Il apparait vite qu'au-delà de l'anecdotisme fictif proposé par le film de Chabrol, "La ligne de démarcation" ne fait pas moins que présenter l'état des lieux et l'état d'esprit de la France rurale occupée. Les rôles, desquels n'émergent pas de personnages véritablement prépondérants, consistent en un échantillon représentatif de la population française: résistants et sympathisants, collabos et profiteurs.
Claude Chabrol, en observateur avisé de la province, concentre habilement dans un village typique (dont néanmoins la particularité importante est d'être situé sur la ligne de démarcation) une histoire de l'Occupation et de ses humbles acteurs.
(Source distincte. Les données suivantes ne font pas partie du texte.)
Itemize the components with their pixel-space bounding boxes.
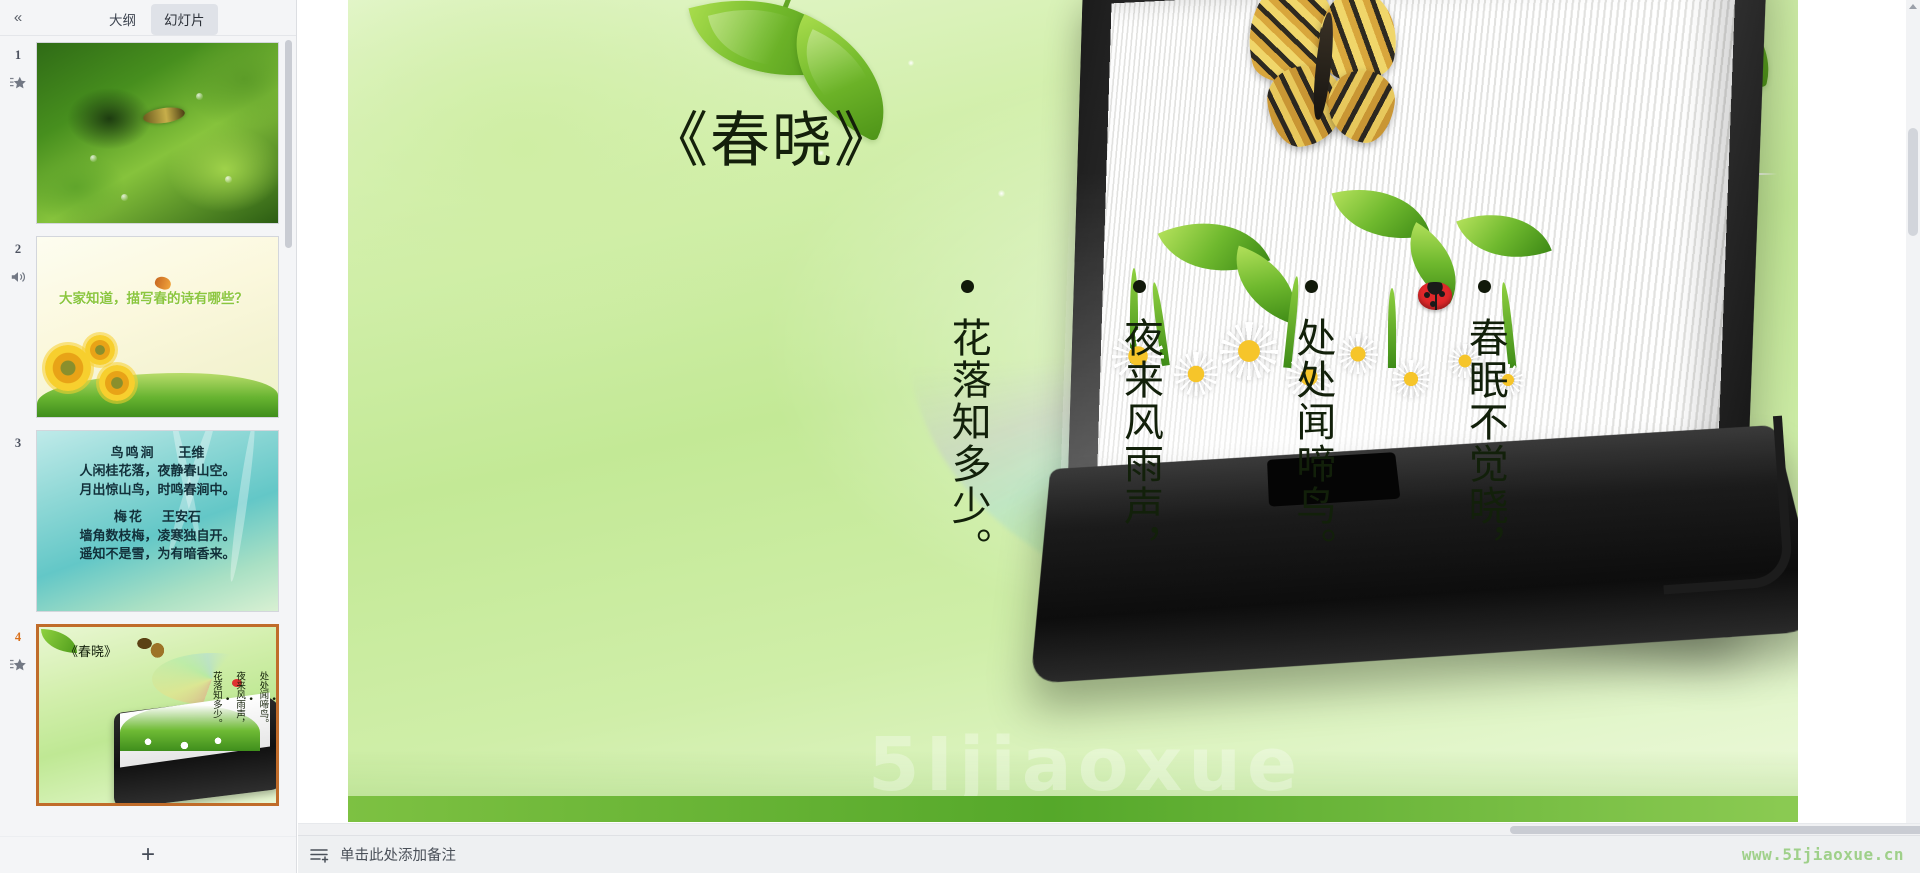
poem-column-text: 处处闻啼鸟。 [1290, 317, 1335, 569]
butterfly-graphic [1228, 0, 1428, 188]
poem-column: 花落知多少。 [211, 671, 230, 728]
presentation-editor: « 大纲 幻灯片 1 [0, 0, 1920, 873]
animation-star-icon[interactable] [9, 657, 27, 673]
dew-drop [196, 93, 203, 100]
poem-2-title: 梅花 [114, 510, 144, 525]
band-shadow [348, 750, 1810, 796]
stage-right-margin [1798, 0, 1906, 822]
poem-column: 夜来风雨声， [234, 671, 253, 728]
add-notes-icon[interactable] [310, 847, 330, 863]
panel-tab-strip: 大纲 幻灯片 [96, 4, 218, 35]
vertical-scrollbar-thumb[interactable] [1908, 128, 1918, 236]
insect-graphic [142, 105, 186, 126]
slide-number: 3 [15, 436, 21, 451]
slide-number: 4 [15, 630, 21, 645]
poem-column: 花落知多少。 [900, 280, 1034, 569]
poem-column-text: 春眠不觉晓， [1462, 317, 1507, 569]
poem-column: 春眠不觉晓， [1417, 280, 1551, 569]
dew-drop [121, 194, 128, 201]
panel-vertical-scrollbar[interactable] [285, 40, 292, 248]
poem-2-author: 王安石 [162, 510, 201, 525]
tab-slides[interactable]: 幻灯片 [151, 4, 218, 35]
slide-meta: 4 [0, 624, 36, 806]
panel-header: « 大纲 幻灯片 [0, 0, 296, 36]
slide-4-poem: 春眠不觉晓， 处处闻啼鸟。 夜来风雨声， 花落知多少。 [53, 671, 279, 728]
slide-number: 2 [15, 242, 21, 257]
slide-meta: 2 [0, 236, 36, 418]
horizontal-scrollbar-thumb[interactable] [1510, 826, 1920, 834]
poem-column-text: 花落知多少。 [945, 317, 990, 569]
slide-3-poem-block: 鸟鸣涧 王维 人闲桂花落，夜静春山空。 月出惊山鸟，时鸣春涧中。 梅花 王安石 … [37, 445, 278, 565]
list-item[interactable]: 2 大家知道，描写春的诗有哪些？ [0, 230, 297, 424]
notes-bar[interactable]: 单击此处添加备注 www.5Ijiaoxue.cn [298, 835, 1920, 873]
slide-bottom-band [348, 796, 1810, 822]
list-item[interactable]: 1 [0, 36, 297, 230]
slide-poem-text[interactable]: 春眠不觉晓， 处处闻啼鸟。 夜来风雨声， 花落知多少。 [900, 280, 1552, 569]
main-horizontal-scrollbar[interactable] [298, 823, 1920, 835]
poem-1-line-1: 人闲桂花落，夜静春山空。 [37, 463, 278, 481]
list-item[interactable]: 4 《春晓》 春眠不觉晓， [0, 618, 297, 812]
slide-thumbnail-list[interactable]: 1 2 [0, 36, 297, 836]
book-stand [1652, 416, 1794, 595]
scroll-up-arrow-icon[interactable] [1909, 4, 1917, 9]
notes-placeholder-text[interactable]: 单击此处添加备注 [340, 844, 456, 865]
site-watermark: www.5Ijiaoxue.cn [1742, 845, 1904, 864]
slide-thumbnail-4[interactable]: 《春晓》 春眠不觉晓， 处处闻啼鸟。 夜来风雨声， 花落知多少。 [36, 624, 279, 806]
slide-4-title: 《春晓》 [65, 641, 117, 660]
bullet-icon [1305, 280, 1318, 293]
spacer [37, 500, 278, 509]
bullet-icon [1133, 280, 1146, 293]
slide-thumbnail-1[interactable] [36, 42, 279, 224]
poem-2-line-1: 墙角数枝梅，凌寒独自开。 [37, 528, 278, 546]
slide-number: 1 [15, 48, 21, 63]
slide-meta: 1 [0, 42, 36, 224]
slide-stage: 《春晓》 春眠不觉晓， 处处闻啼鸟。 夜来风雨声， 花落知多少。 [298, 0, 1920, 873]
slide-thumbnail-2[interactable]: 大家知道，描写春的诗有哪些？ [36, 236, 279, 418]
slide-meta: 3 [0, 430, 36, 612]
poem-column: 处处闻啼鸟。 [257, 671, 276, 728]
poem-2-line-2: 遥知不是雪，为有暗香来。 [37, 546, 278, 564]
main-vertical-scrollbar[interactable] [1906, 0, 1920, 836]
animation-star-icon[interactable] [9, 75, 27, 91]
poem-1-title: 鸟鸣涧 [111, 446, 156, 461]
sunflower-graphic [85, 335, 115, 365]
poem-column: 夜来风雨声， [1072, 280, 1206, 569]
bullet-icon [961, 280, 974, 293]
current-slide[interactable]: 《春晓》 春眠不觉晓， 处处闻啼鸟。 夜来风雨声， 花落知多少。 [348, 0, 1810, 822]
slide-2-question-text: 大家知道，描写春的诗有哪些？ [59, 289, 259, 309]
sunflower-graphic [45, 345, 91, 391]
poem-1-author: 王维 [178, 446, 204, 461]
add-slide-button[interactable]: + [0, 836, 296, 873]
chevron-double-left-icon[interactable]: « [0, 1, 34, 35]
poem-column-text: 夜来风雨声， [1117, 317, 1162, 569]
slide-title-text[interactable]: 《春晓》 [648, 92, 896, 179]
audio-speaker-icon[interactable] [9, 269, 27, 285]
sunflower-graphic [99, 365, 135, 401]
dew-drop [90, 155, 97, 162]
poem-1-line-2: 月出惊山鸟，时鸣春涧中。 [37, 482, 278, 500]
butterfly-graphic [135, 633, 169, 663]
dew-drop [225, 176, 232, 183]
slides-panel: « 大纲 幻灯片 1 [0, 0, 297, 873]
slide-thumbnail-3[interactable]: 鸟鸣涧 王维 人闲桂花落，夜静春山空。 月出惊山鸟，时鸣春涧中。 梅花 王安石 … [36, 430, 279, 612]
bullet-icon [1478, 280, 1491, 293]
poem-column: 处处闻啼鸟。 [1245, 280, 1379, 569]
tab-outline[interactable]: 大纲 [96, 4, 149, 35]
list-item[interactable]: 3 鸟鸣涧 王维 人闲桂花落，夜静春山空。 月出惊山鸟，时鸣春涧中。 梅花 王安… [0, 424, 297, 618]
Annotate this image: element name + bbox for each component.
L'intrigue, d'abord indécise parce qu'attachée à différentes péripéties, prend forme petit à petit autour du cas d'un résistant blessé que les villageois tentent de faire passer en zone libre en dépit des dangers et des investigations de la gestapo.
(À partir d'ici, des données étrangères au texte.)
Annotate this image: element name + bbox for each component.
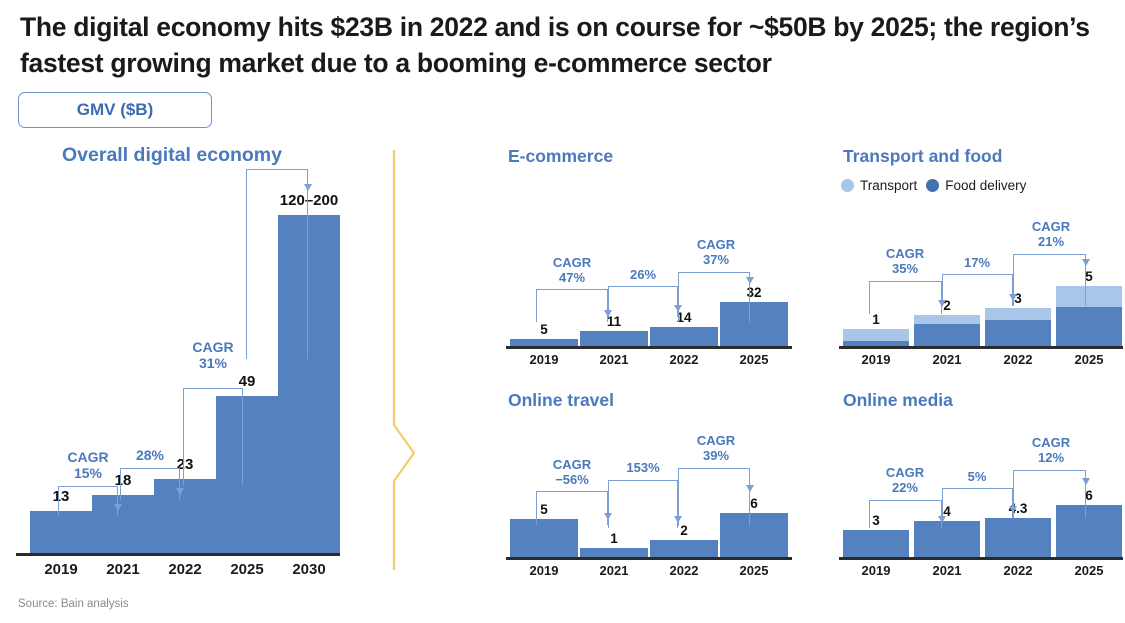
x-tick-ecommerce-2022: 2022 — [650, 352, 718, 367]
cagr-arrow-overall-1 — [114, 504, 122, 511]
cagr-bracket-online-travel-3 — [678, 468, 750, 526]
chart-title-transport-and-food: Transport and food — [843, 146, 1002, 167]
cagr-value-transport-and-food-1: 35% — [865, 262, 945, 277]
bar-ecommerce-2022[interactable] — [650, 327, 718, 346]
cagr-label-transport-and-food-2: 17% — [939, 256, 1015, 271]
cagr-label-ecommerce-3: CAGR 37% — [676, 238, 756, 267]
x-tick-transport-and-food-2019: 2019 — [843, 352, 909, 367]
bar-transport-and-food-2021-food[interactable] — [914, 324, 980, 346]
cagr-arrow-ecommerce-3 — [746, 277, 754, 284]
bar-online-travel-2021[interactable] — [580, 548, 648, 557]
cagr-arrow-overall-4 — [304, 184, 312, 191]
cagr-label-online-media-3: CAGR 12% — [1011, 436, 1091, 465]
x-tick-online-travel-2025: 2025 — [720, 563, 788, 578]
x-tick-online-media-2022: 2022 — [985, 563, 1051, 578]
x-tick-transport-and-food-2022: 2022 — [985, 352, 1051, 367]
x-tick-overall-2025: 2025 — [216, 561, 278, 578]
slide-canvas: The digital economy hits $23B in 2022 an… — [0, 0, 1125, 623]
cagr-bracket-overall-1 — [58, 486, 118, 516]
x-tick-overall-2019: 2019 — [30, 561, 92, 578]
chart-online-travel: Online travel 5 1 2 6 CAGR −56% 153% CAG… — [500, 390, 800, 590]
cagr-arrow-transport-and-food-3 — [1082, 259, 1090, 266]
chart-transport-and-food: Transport and food Transport Food delive… — [835, 146, 1125, 376]
cagr-value-ecommerce-3: 37% — [676, 253, 756, 268]
cagr-bracket-overall-4 — [246, 169, 308, 359]
chart-online-media: Online media 3 4 4.3 6 CAGR 22% 5% CAGR … — [835, 390, 1125, 590]
x-axis-overall — [16, 553, 340, 556]
cagr-word-ecommerce-3: CAGR — [676, 238, 756, 253]
cagr-label-ecommerce-2: 26% — [605, 268, 681, 283]
x-tick-overall-2022: 2022 — [154, 561, 216, 578]
chart-ecommerce: E-commerce 5 11 14 32 CAGR 47% 26% CAGR … — [500, 146, 800, 376]
x-axis-online-media — [839, 557, 1123, 560]
cagr-value-online-media-2: 5% — [939, 470, 1015, 485]
cagr-value-online-travel-1: −56% — [530, 473, 614, 488]
bar-ecommerce-2019[interactable] — [510, 339, 578, 346]
x-tick-transport-and-food-2025: 2025 — [1056, 352, 1122, 367]
cagr-word-online-media-1: CAGR — [865, 466, 945, 481]
bar-overall-2019[interactable] — [30, 511, 92, 553]
bar-transport-and-food-2025-food[interactable] — [1056, 307, 1122, 346]
cagr-value-online-travel-3: 39% — [676, 449, 756, 464]
cagr-label-online-travel-1: CAGR −56% — [530, 458, 614, 487]
cagr-word-online-media-3: CAGR — [1011, 436, 1091, 451]
legend-label-transport: Transport — [860, 178, 917, 193]
cagr-value-online-media-1: 22% — [865, 481, 945, 496]
bar-online-media-2022[interactable] — [985, 518, 1051, 557]
x-tick-online-travel-2019: 2019 — [510, 563, 578, 578]
chart-title-ecommerce: E-commerce — [508, 146, 613, 167]
cagr-bracket-transport-and-food-3 — [1013, 254, 1086, 306]
cagr-value-ecommerce-1: 47% — [532, 271, 612, 286]
legend-item-food-delivery[interactable]: Food delivery — [926, 178, 1026, 193]
cagr-bracket-online-media-3 — [1013, 470, 1086, 518]
cagr-bracket-ecommerce-3 — [678, 272, 750, 322]
x-axis-ecommerce — [506, 346, 792, 349]
cagr-value-ecommerce-2: 26% — [605, 268, 681, 283]
bar-online-media-2019[interactable] — [843, 530, 909, 557]
cagr-label-online-media-1: CAGR 22% — [865, 466, 945, 495]
cagr-value-online-media-3: 12% — [1011, 451, 1091, 466]
bar-value-online-travel-2021: 1 — [580, 531, 648, 546]
cagr-word-transport-and-food-1: CAGR — [865, 247, 945, 262]
cagr-label-online-media-2: 5% — [939, 470, 1015, 485]
cagr-label-transport-and-food-3: CAGR 21% — [1011, 220, 1091, 249]
cagr-bracket-online-travel-1 — [536, 491, 608, 525]
cagr-arrow-overall-2 — [176, 488, 184, 495]
cagr-arrow-online-media-3 — [1082, 478, 1090, 485]
cagr-bracket-overall-2 — [120, 468, 180, 500]
x-tick-online-travel-2021: 2021 — [580, 563, 648, 578]
cagr-bracket-ecommerce-2 — [608, 286, 678, 317]
cagr-bracket-online-travel-2 — [608, 480, 678, 528]
x-tick-ecommerce-2025: 2025 — [720, 352, 788, 367]
cagr-arrow-online-travel-3 — [746, 485, 754, 492]
x-tick-online-travel-2022: 2022 — [650, 563, 718, 578]
cagr-word-online-travel-3: CAGR — [676, 434, 756, 449]
legend-transport-and-food: Transport Food delivery — [841, 178, 1026, 193]
x-tick-online-media-2021: 2021 — [914, 563, 980, 578]
x-tick-online-media-2019: 2019 — [843, 563, 909, 578]
page-title: The digital economy hits $23B in 2022 an… — [20, 10, 1095, 81]
bar-transport-and-food-2021-transport[interactable] — [914, 315, 980, 324]
cagr-value-overall-2: 28% — [110, 448, 190, 464]
cagr-bracket-ecommerce-1 — [536, 289, 608, 322]
cagr-word-ecommerce-1: CAGR — [532, 256, 612, 271]
cagr-bracket-overall-3 — [183, 388, 243, 485]
cagr-bracket-transport-and-food-2 — [942, 274, 1013, 306]
legend-dot-transport-icon — [841, 179, 854, 192]
unit-pill-label: GMV ($B) — [77, 100, 154, 120]
x-tick-ecommerce-2019: 2019 — [510, 352, 578, 367]
bar-transport-and-food-2022-food[interactable] — [985, 320, 1051, 346]
x-tick-ecommerce-2021: 2021 — [580, 352, 648, 367]
cagr-label-transport-and-food-1: CAGR 35% — [865, 247, 945, 276]
bar-value-ecommerce-2019: 5 — [510, 322, 578, 337]
legend-item-transport[interactable]: Transport — [841, 178, 917, 193]
x-tick-transport-and-food-2021: 2021 — [914, 352, 980, 367]
cagr-value-transport-and-food-3: 21% — [1011, 235, 1091, 250]
x-axis-online-travel — [506, 557, 792, 560]
bar-transport-and-food-2019-transport[interactable] — [843, 329, 909, 341]
legend-label-food-delivery: Food delivery — [945, 178, 1026, 193]
cagr-word-online-travel-1: CAGR — [530, 458, 614, 473]
x-tick-overall-2030: 2030 — [278, 561, 340, 578]
chart-title-online-media: Online media — [843, 390, 953, 411]
x-axis-transport-and-food — [839, 346, 1123, 349]
cagr-label-online-travel-3: CAGR 39% — [676, 434, 756, 463]
chart-title-online-travel: Online travel — [508, 390, 614, 411]
section-divider-bracket — [386, 150, 426, 570]
chart-title-overall: Overall digital economy — [62, 144, 282, 167]
cagr-label-overall-2: 28% — [110, 448, 190, 464]
cagr-value-transport-and-food-2: 17% — [939, 256, 1015, 271]
bar-transport-and-food-2022-transport[interactable] — [985, 308, 1051, 320]
cagr-bracket-transport-and-food-1 — [869, 281, 942, 314]
cagr-word-transport-and-food-3: CAGR — [1011, 220, 1091, 235]
cagr-label-ecommerce-1: CAGR 47% — [532, 256, 612, 285]
unit-pill[interactable]: GMV ($B) — [18, 92, 212, 128]
x-tick-online-media-2025: 2025 — [1056, 563, 1122, 578]
bar-ecommerce-2021[interactable] — [580, 331, 648, 346]
chart-overall-digital-economy: Overall digital economy 13 18 23 49 120–… — [0, 140, 380, 600]
source-note: Source: Bain analysis — [18, 598, 129, 610]
x-tick-overall-2021: 2021 — [92, 561, 154, 578]
cagr-bracket-online-media-2 — [942, 488, 1013, 518]
bar-value-transport-and-food-2019: 1 — [843, 312, 909, 327]
legend-dot-food-delivery-icon — [926, 179, 939, 192]
cagr-bracket-online-media-1 — [869, 500, 942, 528]
cagr-value-online-travel-2: 153% — [604, 461, 682, 476]
cagr-label-online-travel-2: 153% — [604, 461, 682, 476]
bar-online-travel-2022[interactable] — [650, 540, 718, 557]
Le film de Chabrol n'est pas précisément porté par une quelconque exaltation nationale du devoir accompli, comme on a pu la rencontrer dans beaucoup de films de l'après-guerre. C'est son mérite, quoique la dernière scène du film -c'en est même étonnant de la part d'un réalisateur d'habitude volontiers iconoclaste- donne dans l'allégorie patriotique. En revanche, les portraits semblent parfois un peu superficiels, voire convenus (ce vétéran de Verdun interprété bien évidemment par l'irrésistible Roquevert ou ces infâmes gestapistes aux rictus très prononcés). On sera plus convaincu par l'ambiance générale du village, un domaine où excelle ordinairement le metteur en scène.